Barrons' "Europe Guy" Jonathan Buck writes that France is likely to vote for Socialist Francois Hollande. Hollande has favors an astonishing 75% tax rate on those making over $1 million euros. That could spark an exodus of wealthy people to London, Frankfurt and Zurich... Hollande is looking to raise lots of other taxes as well. Nothing about spending cuts.
"... bad for business, and even worse for the French economy."
Tiernan Ray ("Technology Week") writes of the plight of Sony. Sony, so dominant when I was young, cannot seem to get its mojo back. He writes of various hook-up possibilities, but the clock is ticking for Sony...
Alexander Eule ("Our Gadget of the Week") wirtes up two interesting new "Cloud" programs. The first is Dropbox, which gives anyone 2 gigabytes of cloud-storage for free! The icon would appear on your screen as just another storage drive. Drop dead simple it seems. I am going to have to check that out, I will advise my readers is my experience with Dropbox is good.
Eule also writes that GoodReader works with iPad and is a polished document-viewer and editor. Highlight text, write summaries of .pdf's , etc. He likes it.
Mark Veverka ("Plugged-In") writes of his interest in some buzz about Facebook turning over its Bing search engine to Facebook... This would likely help both Facebook and Microsoft in their battle with Google.
Economist Gene Epstein interviews Charles Calomiris, a professor of financial institutions at Columbia about the big flaws in Dodd-Frank.
Calomiris contends that the partial repeal of Glass-Steagall had little to do with the financial and housing crises.
And that Dodd-Frank is doing next to nothing to strengthen our financial system. A waste of time and resources.
A nice and dense interview for those interested.

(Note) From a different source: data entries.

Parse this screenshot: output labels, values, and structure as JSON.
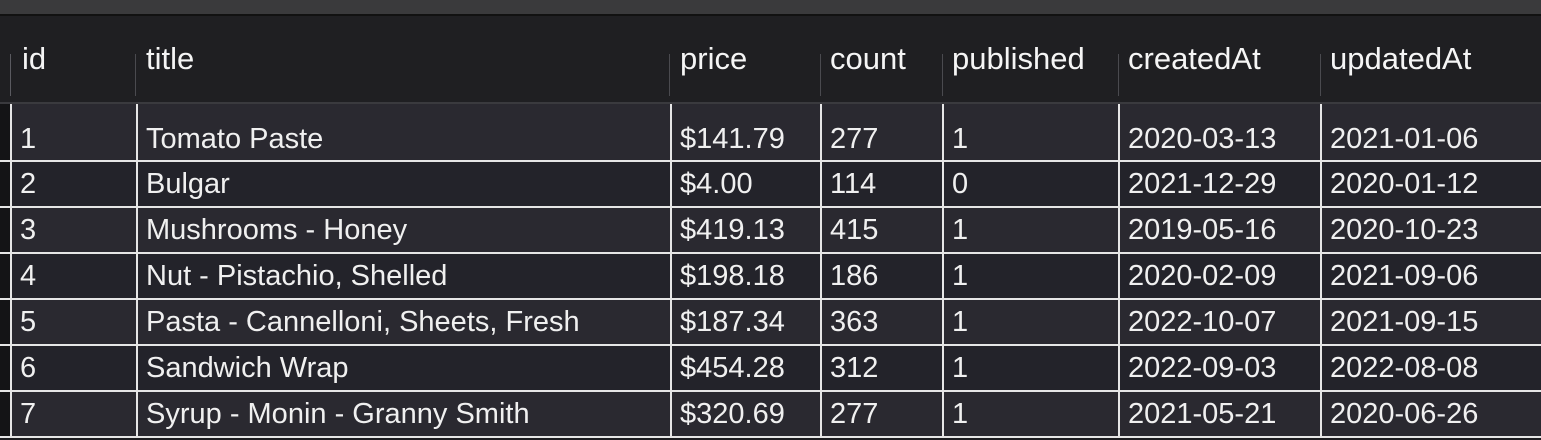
{
  "table": {
    "columns": [
      "id",
      "title",
      "price",
      "count",
      "published",
      "createdAt",
      "updatedAt"
    ],
    "rows": [
      [
        "1",
        "Tomato Paste",
        "$141.79",
        "277",
        "1",
        "2020-03-13",
        "2021-01-06"
      ],
      [
        "2",
        "Bulgar",
        "$4.00",
        "114",
        "0",
        "2021-12-29",
        "2020-01-12"
      ],
      [
        "3",
        "Mushrooms - Honey",
        "$419.13",
        "415",
        "1",
        "2019-05-16",
        "2020-10-23"
      ],
      [
        "4",
        "Nut - Pistachio, Shelled",
        "$198.18",
        "186",
        "1",
        "2020-02-09",
        "2021-09-06"
      ],
      [
        "5",
        "Pasta - Cannelloni, Sheets, Fresh",
        "$187.34",
        "363",
        "1",
        "2022-10-07",
        "2021-09-15"
      ],
      [
        "6",
        "Sandwich Wrap",
        "$454.28",
        "312",
        "1",
        "2022-09-03",
        "2022-08-08"
      ],
      [
        "7",
        "Syrup - Monin - Granny Smith",
        "$320.69",
        "277",
        "1",
        "2021-05-21",
        "2020-06-26"
      ]
    ]
  }
}
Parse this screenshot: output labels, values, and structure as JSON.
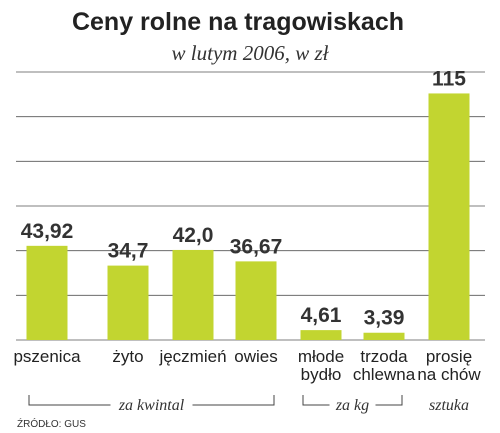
{
  "chart_data": {
    "type": "bar",
    "title": "Ceny rolne na tragowiskach",
    "subtitle": "w lutym 2006, w zł",
    "categories": [
      [
        "pszenica"
      ],
      [
        "żyto"
      ],
      [
        "jęczmień"
      ],
      [
        "owies"
      ],
      [
        "młode",
        "bydło"
      ],
      [
        "trzoda",
        "chlewna"
      ],
      [
        "prosię",
        "na chów"
      ]
    ],
    "values": [
      43.92,
      34.7,
      42.0,
      36.67,
      4.61,
      3.39,
      115
    ],
    "value_labels": [
      "43,92",
      "34,7",
      "42,0",
      "36,67",
      "4,61",
      "3,39",
      "115"
    ],
    "ylim": [
      0,
      125
    ],
    "grid": true,
    "bar_color": "#c2d530",
    "groups": [
      {
        "label": "za kwintal",
        "from": 0,
        "to": 3
      },
      {
        "label": "za kg",
        "from": 4,
        "to": 5
      },
      {
        "label": "sztuka",
        "from": 6,
        "to": 6
      }
    ],
    "source": "ŹRÓDŁO: GUS"
  }
}
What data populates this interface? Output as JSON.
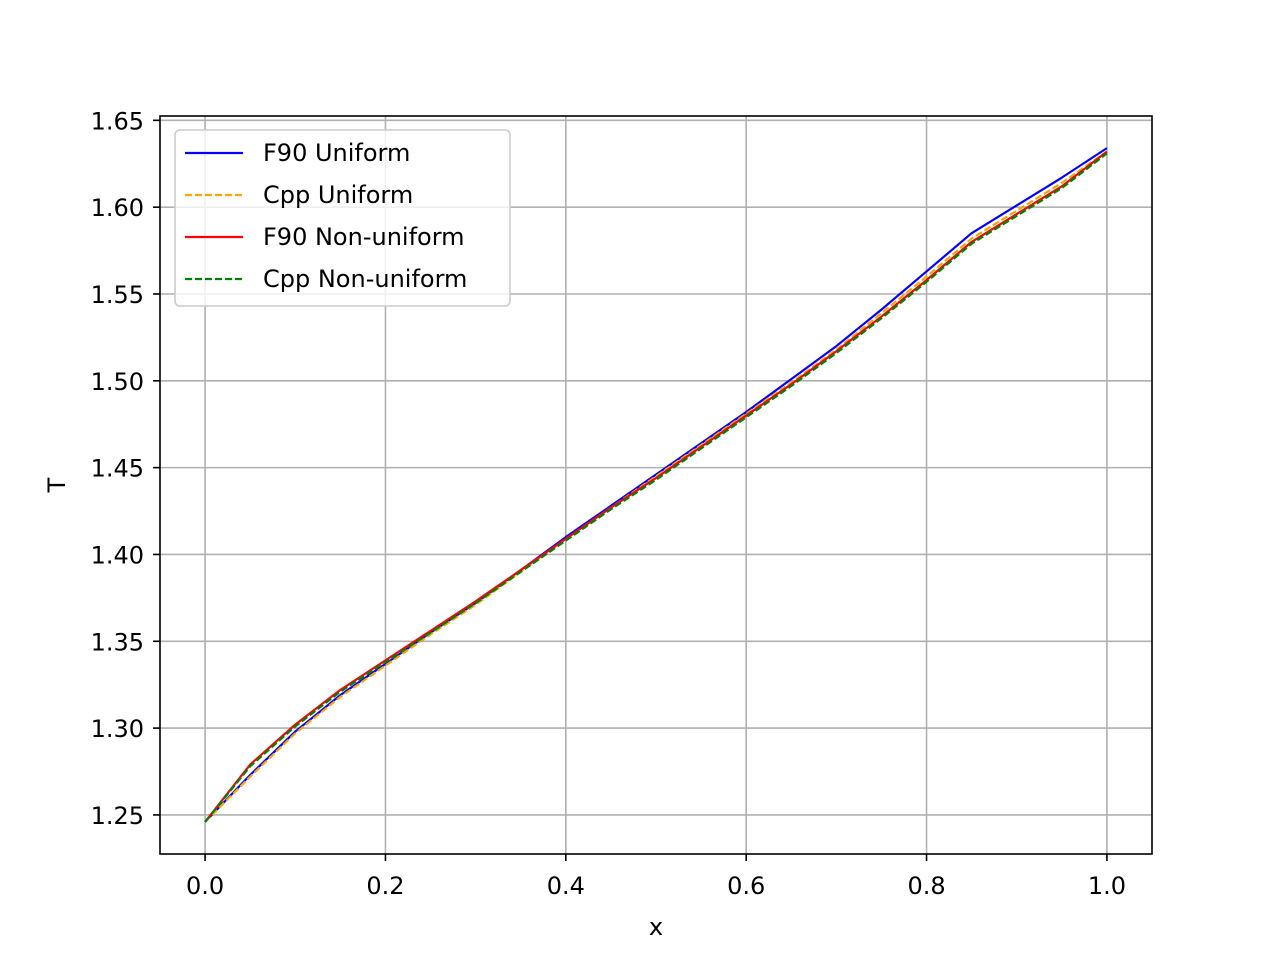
{
  "chart_data": {
    "type": "line",
    "title": "",
    "xlabel": "x",
    "ylabel": "T",
    "xlim": [
      -0.05,
      1.05
    ],
    "ylim": [
      1.2275,
      1.6525
    ],
    "xticks": [
      0.0,
      0.2,
      0.4,
      0.6,
      0.8,
      1.0
    ],
    "xtick_labels": [
      "0.0",
      "0.2",
      "0.4",
      "0.6",
      "0.8",
      "1.0"
    ],
    "yticks": [
      1.25,
      1.3,
      1.35,
      1.4,
      1.45,
      1.5,
      1.55,
      1.6,
      1.65
    ],
    "ytick_labels": [
      "1.25",
      "1.30",
      "1.35",
      "1.40",
      "1.45",
      "1.50",
      "1.55",
      "1.60",
      "1.65"
    ],
    "grid": true,
    "legend": "top-left",
    "series": [
      {
        "name": "F90 Uniform",
        "color": "#0000ff",
        "dash": "solid",
        "x": [
          0.0,
          0.05,
          0.1,
          0.15,
          0.2,
          0.25,
          0.3,
          0.35,
          0.4,
          0.45,
          0.5,
          0.55,
          0.6,
          0.65,
          0.7,
          0.75,
          0.8,
          0.85,
          0.9,
          0.95,
          1.0
        ],
        "y": [
          1.246,
          1.273,
          1.298,
          1.319,
          1.337,
          1.355,
          1.372,
          1.391,
          1.41,
          1.428,
          1.446,
          1.464,
          1.482,
          1.501,
          1.52,
          1.541,
          1.563,
          1.585,
          1.601,
          1.617,
          1.634
        ]
      },
      {
        "name": "Cpp Uniform",
        "color": "#ffa500",
        "dash": "dashed",
        "x": [
          0.0,
          0.05,
          0.1,
          0.15,
          0.2,
          0.25,
          0.3,
          0.35,
          0.4,
          0.45,
          0.5,
          0.55,
          0.6,
          0.65,
          0.7,
          0.75,
          0.8,
          0.85,
          0.9,
          0.95,
          1.0
        ],
        "y": [
          1.246,
          1.272,
          1.297,
          1.318,
          1.336,
          1.354,
          1.371,
          1.39,
          1.409,
          1.427,
          1.445,
          1.463,
          1.481,
          1.499,
          1.518,
          1.539,
          1.56,
          1.582,
          1.598,
          1.614,
          1.632
        ]
      },
      {
        "name": "F90 Non-uniform",
        "color": "#ff0000",
        "dash": "solid",
        "x": [
          0.0,
          0.05,
          0.1,
          0.15,
          0.2,
          0.25,
          0.3,
          0.35,
          0.4,
          0.45,
          0.5,
          0.55,
          0.6,
          0.65,
          0.7,
          0.75,
          0.8,
          0.85,
          0.9,
          0.95,
          1.0
        ],
        "y": [
          1.246,
          1.279,
          1.302,
          1.322,
          1.339,
          1.356,
          1.373,
          1.391,
          1.409,
          1.427,
          1.444,
          1.462,
          1.48,
          1.498,
          1.517,
          1.537,
          1.558,
          1.58,
          1.596,
          1.612,
          1.632
        ]
      },
      {
        "name": "Cpp Non-uniform",
        "color": "#008000",
        "dash": "dashed",
        "x": [
          0.0,
          0.05,
          0.1,
          0.15,
          0.2,
          0.25,
          0.3,
          0.35,
          0.4,
          0.45,
          0.5,
          0.55,
          0.6,
          0.65,
          0.7,
          0.75,
          0.8,
          0.85,
          0.9,
          0.95,
          1.0
        ],
        "y": [
          1.246,
          1.278,
          1.301,
          1.321,
          1.338,
          1.355,
          1.372,
          1.39,
          1.408,
          1.426,
          1.443,
          1.461,
          1.479,
          1.497,
          1.516,
          1.536,
          1.557,
          1.579,
          1.595,
          1.611,
          1.631
        ]
      }
    ]
  }
}
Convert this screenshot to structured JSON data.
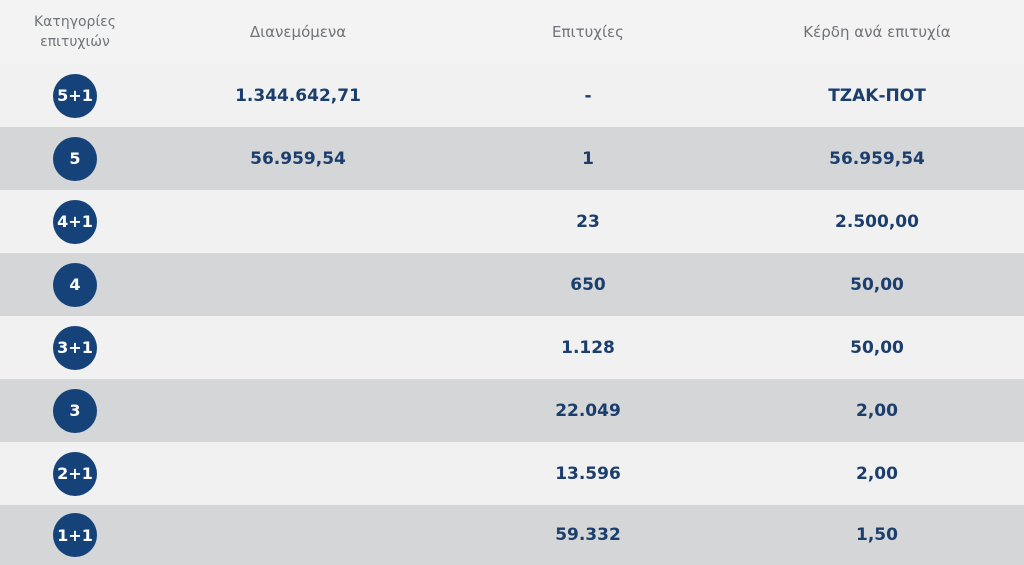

In the Market Week section, Vito J. Racanelli takes a look at a sector of interest to me: makers of natural gas fueled engines for trucks. Small company Westport Innovations (WPRT) makes such a system and has joined up with Cummins (CMI) in a JV of some type. The problem is that Cummins and Navistar have plans of their own for NatGas engines...
Racanelli also provides a graph showing the HUGE outperformance of the "Sell in May and go away" notion. $100 invested in 1945 each October and sold in April would yield a return of $9000! BUYING in May and selling in September yields $99, a one dollar loss... Hmm....
"Commodities Corner" author Leslie Josephs says coffee prices are likely to go up, and explains her reasons why.
The Classifieds have some interesting looking items. Two estates are up for sale. A North Dakota farmer is seeking individuals interested in investing in farmland (email@example.com), I will look into that and report back.
In the "144 Filings" I note that insiders have sold LARGE amounts of Apple (almost $48 million), LinkedIn ($46 million -- Red Flag here) and TD Ameritrade ($30 million).
Finally, the Mighty Peruvian Sol took a break in its rise in value vs. the US dollar, it slipped a modest 0.02%.